While watching the ferocious action of a couple of World Cup games the other day, I found my mind drifting between goals. And in those six hours, I wondered what it would take for Americans to fall in love with soccer after all these years of raging indifference.
I remembered a conversation I once had with Lee Stern, owner of the late and great Sting team that brought such glory to the city of Chicago. Stern promised soccer would become the sport of the ’70s in the United States. He was so enthusiastic, even after admitting he might have jumped the gun, that he then revised his forecast. Soccer would become our sport of the ’80s.
Regrettably, I lost touch with Stern during the ’90s, but I feel confident that we are both thinking alike now. Soccer will surely be the sport of the ’00s.
Stern’s theory was sound, for it was based on the unassailable fact that so many of America’s children had begun playing soccer in schools and community leagues throughout the country. Stern reasoned that when those youngsters grew up and got their driver’s licenses, they would head directly to the nearest professional soccer game, wallets in hand.
In other words, the boys and girls participating in soccer would compose an entire generation of soccer fans for life.

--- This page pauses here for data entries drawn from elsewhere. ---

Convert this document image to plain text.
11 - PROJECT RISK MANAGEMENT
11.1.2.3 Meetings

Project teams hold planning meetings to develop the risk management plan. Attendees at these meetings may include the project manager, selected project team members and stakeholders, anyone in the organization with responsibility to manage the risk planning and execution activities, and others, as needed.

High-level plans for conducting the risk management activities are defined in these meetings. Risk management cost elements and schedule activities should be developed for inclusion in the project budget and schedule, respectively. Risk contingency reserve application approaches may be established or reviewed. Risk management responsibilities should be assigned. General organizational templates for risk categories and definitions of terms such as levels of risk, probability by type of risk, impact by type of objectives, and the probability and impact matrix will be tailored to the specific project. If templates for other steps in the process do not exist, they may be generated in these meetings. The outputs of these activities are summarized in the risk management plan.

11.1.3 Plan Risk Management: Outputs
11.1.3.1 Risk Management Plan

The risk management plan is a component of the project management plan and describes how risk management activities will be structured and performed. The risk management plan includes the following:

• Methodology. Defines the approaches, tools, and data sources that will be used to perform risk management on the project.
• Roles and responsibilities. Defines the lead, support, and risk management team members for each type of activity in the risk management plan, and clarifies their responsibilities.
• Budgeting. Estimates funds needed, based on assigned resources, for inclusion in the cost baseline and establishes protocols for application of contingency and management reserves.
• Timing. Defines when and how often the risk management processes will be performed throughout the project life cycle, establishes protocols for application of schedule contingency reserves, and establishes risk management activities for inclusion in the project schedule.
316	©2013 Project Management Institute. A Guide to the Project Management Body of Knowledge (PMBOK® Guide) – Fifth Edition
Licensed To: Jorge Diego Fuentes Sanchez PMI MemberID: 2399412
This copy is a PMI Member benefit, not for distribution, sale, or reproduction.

“What I didn’t realize,” Stern rued, “was that those kids would get in their cars and go to the shopping malls instead.”
Shades of Jack Kent Cooke, who bought the Los Angeles Kings and figured he couldn’t miss with a million transplanted Canadians living in Southern California. When Cooke opened for business, what he saw were thousands of empty seats.
Concluded Cooke: “Now I know why all these people left Canada. They hate hockey.”
But after Cooke sold the Kings, Wayne Gretzky joined them, and the rest is history. Now hockey is hot in the Sun Belt. Florida got the NHL before major-league baseball, would you believe? Carolina is in the Stanley Cup finals, for goodness’ sakes.
Soccer fever also can overtake America, better late than never. Sports don’t have to be mainstream to succeed, as witnessed by the Fire, which is doing nicely in the suburbs, away from that dump Soldier Field. Sports don’t have to be major league, either. The Wolves won the American Hockey League championship, and you can see home games on TV or in person without taking out a second mortgage.
Besides, the bigger the games, the more they cultivate suspicion. Look at baseball, and its ongoing steroid controversy, or basketball, with all that conspiracy talk about how referees made sure the Los Angeles Lakers would reach the NBA Finals instead of the Sacramento Kings.
Soccer has its problems, on the international and local levels, but how do you accuse players of taking performance-enhancing drugs when nobody scores? You don’t test players for foreign substances. You want to test them for malnutrition. So many guys are always falling down. Maybe they’re hungry. The same goes for point shaving. When the final is 0-0, how can it be fixed? No gambler would pay both teams to dump the same game. Soccer seems clean to me.
Given Americans’ affinity for offense, however, I would offer one suggestion. Make every goal count for six points instead of one, just like football does with touchdowns. It will create the illusion that more is happening. I also would vote for a minor alteration regarding goalkeepers. They can’t use their hands either.
Enjoy. The Cubs can’t beat Milwaukee, but our soccer heroes beat Portugal 18-12. And they aren’t going on strike.